All day long the 25-year-old saleswoman in Ho Chi Minh City spins like a top amidst endless meetings and emails and the avalanche of work demands.


When she arrives home she is completely drained and her body begs for rest, but not her mind. “If I close my eyes now, the day will end without me having done a single thing for myself,” she says she thinks.


This compels her to open her laptop. Not to work, but to browse the web aimlessly, finish a movie she started, or simply scroll endlessly through her phone.


But despite evident physiological consequences, she maintains this mandatory ritual.












Staying up late for work or gaming can cause a range of health issues. Illustration photo by Pexels



For Khoi, 31, the moment the bedroom door closes on his children at 9:30 p.m. is the moment he finally breathes a sigh of relief.


But instead of climbing into bed he tiptoes out to the living room and turns on his gaming console. At 1:30 a.m., the TV screen casts a blue glow on Khoi’s tired but satisfied face.


“I know staying up late is harmful,” he says. “But it is the only time of the day I don’t have to serve anyone. I get to live for myself.”

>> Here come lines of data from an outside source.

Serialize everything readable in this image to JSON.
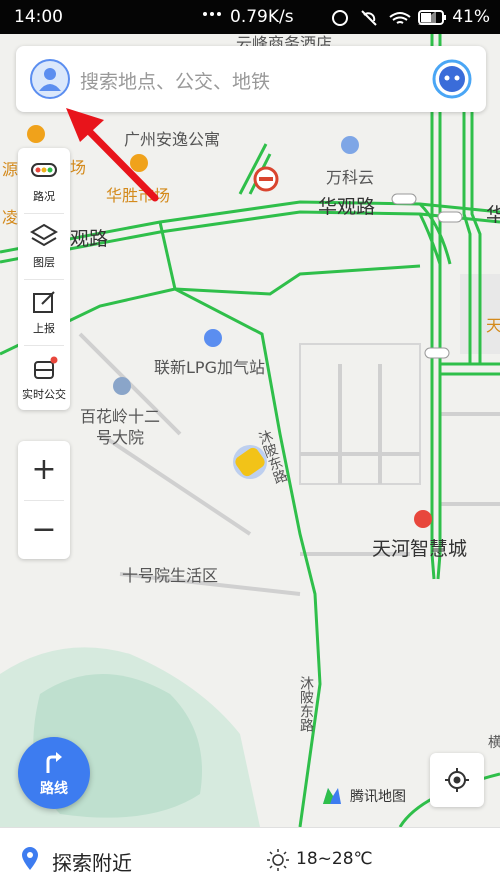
{
  "status_bar": {
    "time": "14:00",
    "net_speed": "0.79K/s",
    "battery": "41%"
  },
  "search": {
    "placeholder": "搜索地点、公交、地铁"
  },
  "map_labels": {
    "top_cut": "云峰商务酒店",
    "apartment": "广州安逸公寓",
    "market": "华胜市场",
    "wankeyun": "万科云",
    "huaguan_road_1": "华观路",
    "huaguan_road_2": "观路",
    "lpg": "联新LPG加气站",
    "baihualing": "百花岭十二\n号大院",
    "muyi_road_1": "沐陂东路",
    "muyi_road_2": "沐陂东路",
    "tianhe_city": "天河智慧城",
    "shihaoyuan": "十号院生活区",
    "edge_yuan": "源",
    "edge_ling": "凌",
    "edge_chang": "场",
    "edge_hua": "华",
    "edge_tian": "天",
    "edge_heng": "横"
  },
  "tools": [
    {
      "label": "路况",
      "icon": "traffic-icon"
    },
    {
      "label": "图层",
      "icon": "layers-icon"
    },
    {
      "label": "上报",
      "icon": "report-icon"
    },
    {
      "label": "实时公交",
      "icon": "realtime-bus-icon"
    }
  ],
  "zoom": {
    "in": "+",
    "out": "−"
  },
  "route_button": {
    "label": "路线"
  },
  "brand": {
    "name": "腾讯地图"
  },
  "bottom": {
    "explore": "探索附近",
    "weather": "18~28℃"
  },
  "colors": {
    "road_green": "#2fbf4a",
    "accent_blue": "#3d7cf0",
    "annotation_red": "#e8141b"
  }
}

Both Mai and Khoi are examples of the phenomenon known as “Revenge Bedtime Procrastination” (RBP). It describes a behavior of deliberately sacrificing sleep to engage in leisure activities, in an attempt to regain control over time after a day dominated by external factors.


According to Vuong Nguyen Toan Thien, professional director of the Lumos Counseling and Psychotherapy Center, the core conflict of RBP lies in the subject being fully aware of the harm of staying up late yet pursuing it as a psychological need more urgent than biological necessity.


Although common, RBP is not listed as a mental disorder in WHO’s International Classification of Diseases (ICD-11) or Diagnostic and Statistical Manual of Mental Disorders (DSM-5-TR).


In current medical literature, it is viewed as a behavioral symptom stemming from a lack of self-regulation rather than an independent pathology.


But behavioral studies on students and other young people show an alarming rate, with 40-50% of survey participants indulging in it, mostly due to technology habits and daytime stress levels.


It is particularly acute among the 16-40 age group, including Gen Z and Millennials, generations under immense pressure for performance and constant social connection.


A study published in the International Journal of Environmental Research and Public Health indicated that those with low self-control at the end of the day are prone to the trap of sleep procrastination, especially when they feel their daytime did not “belong to them.”


For teenagers, this motivation stems from busy academic schedules; for adults like Khôi, it is a reaction to the double burden of work and family.


RBP creates a paradox where the effort to find comfort leads to chronic stress as cutting sleep for entertainment creates a negative feedback loop.


Sleep deprivation impairs the functions of the frontal lobe, the brain region responsible for decision-making and behavior control, making the ability to resist temptation even weaker the next night.


The result is a comprehensive decline in everything from the physical (reduced immunity, fatigue) to the cognitive (difficulty concentrating, emotional dysregulation), pushing the sufferer into low productivity and continued loss of time control during the day.


Thien emphasizes that because RBP is a behavioral issue, the solution does not lie in medical intervention with drugs but requires a restructuring of cognition and lifestyle.


The key to breaking this vicious cycle is addressing the root need for “autonomy,” he says. Instead of cramming leisure needs into the late hours of the night, experts recommend establishing hard boundaries for personal time during the day.


This includes proactively scheduling short breaks, practicing “sleep hygiene” by isolating electronic devices 30 minutes before bed, and, most importantly, accepting the need to refuse after-hours work requests, Thien says.


Only when the need to control one’s life is satisfied in a healthy way during the day can people let go of the toxic “revenge” at night, he adds.